In the mid-1960s, Pakistanis were a risible subject in England, derided on television and exploited by politicians. They had the worst jobs, they were uncomfortable in England, some of them had difficulties with the language. They were despised and out of place.

From the start I tried to deny my Pakistani self. I was ashamed. It was a curse and I wanted to be rid of it. I wanted to be like everyone else. I read with understanding a story in a newspaper about a black boy who, when he noticed that burnt skin turned white, jumped into a bath of boiling water.

At school, one teacher always spoke to me in a ‘Peter Sellers’ Indian accent. Another refused to call me by my name, calling me Pakistani Pete instead. So I refused to call the teacher by his name and used his nickname instead. This led to trouble; arguments, detentions, escapes from school over hedges, and eventually suspension. This played into my hands; this couldn’t have been better.
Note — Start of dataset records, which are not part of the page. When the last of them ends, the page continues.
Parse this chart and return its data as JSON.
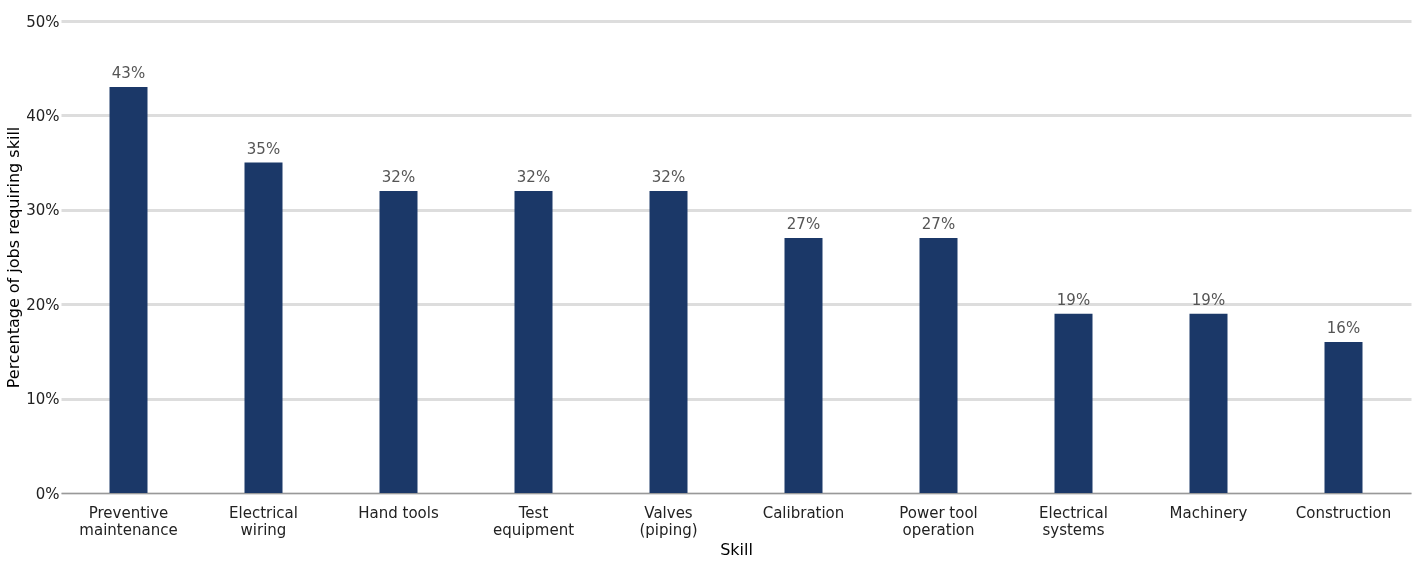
{
  "chart_data": {
    "type": "bar",
    "xlabel": "Skill",
    "ylabel": "Percentage of jobs requiring skill",
    "categories": [
      "Preventive\nmaintenance",
      "Electrical\nwiring",
      "Hand tools",
      "Test\nequipment",
      "Valves\n(piping)",
      "Calibration",
      "Power tool\noperation",
      "Electrical\nsystems",
      "Machinery",
      "Construction"
    ],
    "values": [
      43,
      35,
      32,
      32,
      32,
      27,
      27,
      19,
      19,
      16
    ],
    "value_labels": [
      "43%",
      "35%",
      "32%",
      "32%",
      "32%",
      "27%",
      "27%",
      "19%",
      "19%",
      "16%"
    ],
    "color": "#1b3868",
    "ylim": [
      0,
      50
    ],
    "yticks": [
      {
        "value": 0,
        "label": "0%"
      },
      {
        "value": 10,
        "label": "10%"
      },
      {
        "value": 20,
        "label": "20%"
      },
      {
        "value": 30,
        "label": "30%"
      },
      {
        "value": 40,
        "label": "40%"
      },
      {
        "value": 50,
        "label": "50%"
      }
    ],
    "grid": "y"
  }
}
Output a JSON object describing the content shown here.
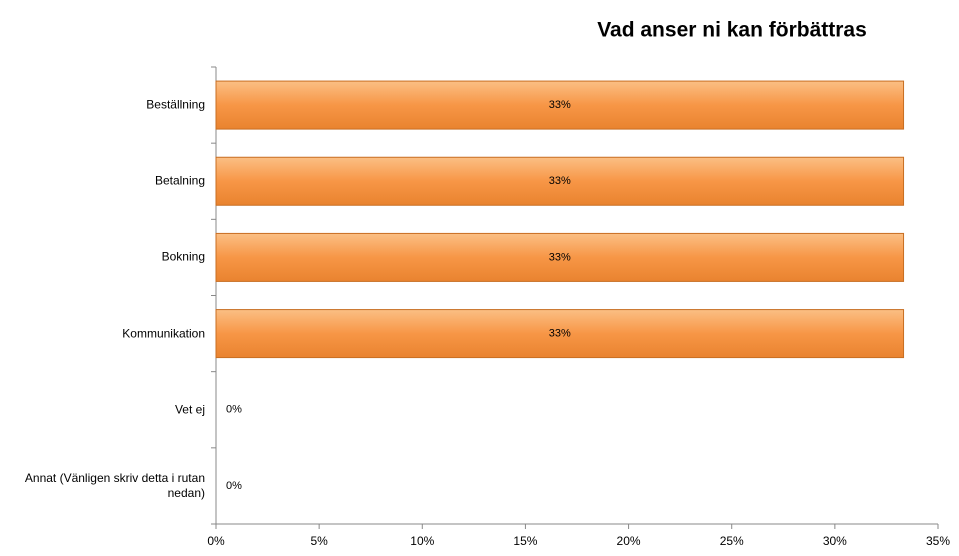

With a friend I roamed the streets and fields all day; I sat beside streams; I stole yellow lurex trousers from a shop and smuggled them out of the house under my school trousers; I hid in woods reading hard books; and I saw the film Zulu several times.

This friend, who became Johnny in my film, My Beautiful Laundrette, came one day to the house. It was a shock.

He was dressed in jeans so tough they almost stood up by themselves. These were suspended above his boots by Union Jack braces of ‘hangman’s strength’, revealing a stretch of milk bottle white leg. He seemed to have sprung up several inches because of his Dr Martens boots, which had steel caps and soles as thick as cheese sandwiches. His Ben Sherman shirt with a pleat down the back was essential. And his hair, which was only a quarter of an inch long all over, stuck out of his head like little nails. This unmoving creation he concentratedly touched up every hour with a sharpened steel comb that also served as a dagger.

He soon got the name Bog Brush, though this was not a moniker you would use to his face. Where before he was an angel-boy with a blond quiff flattened down by his mother’s loving spit, a clean handkerchief always in his pocket, as well as being a keen cornet player for the Air Cadets, he’d now gained a brand-new truculent demeanour.

My mother was so terrified by this stormtrooper dancing on her doorstep to the ‘Skinhead Moonstomp’, which he moaned to himself continuously, that she had to lie down.

I decided to go out roaming with B.B. before my father got home from work. But it wasn’t the same as before. We couldn’t have our talks without being interrupted. Bog Brush had become Someone. To his intense pleasure, similarly dressed strangers greeted Bog Brush in the street as if they were in a war-torn foreign country and in the same army battalion. We were suddenly banned from cinemas. The Wimpy Bar in which we sat for hours with milkshakes wouldn’t let us in. As a matter of pride we now had to go round the back and lob a brick at the rear window of the place.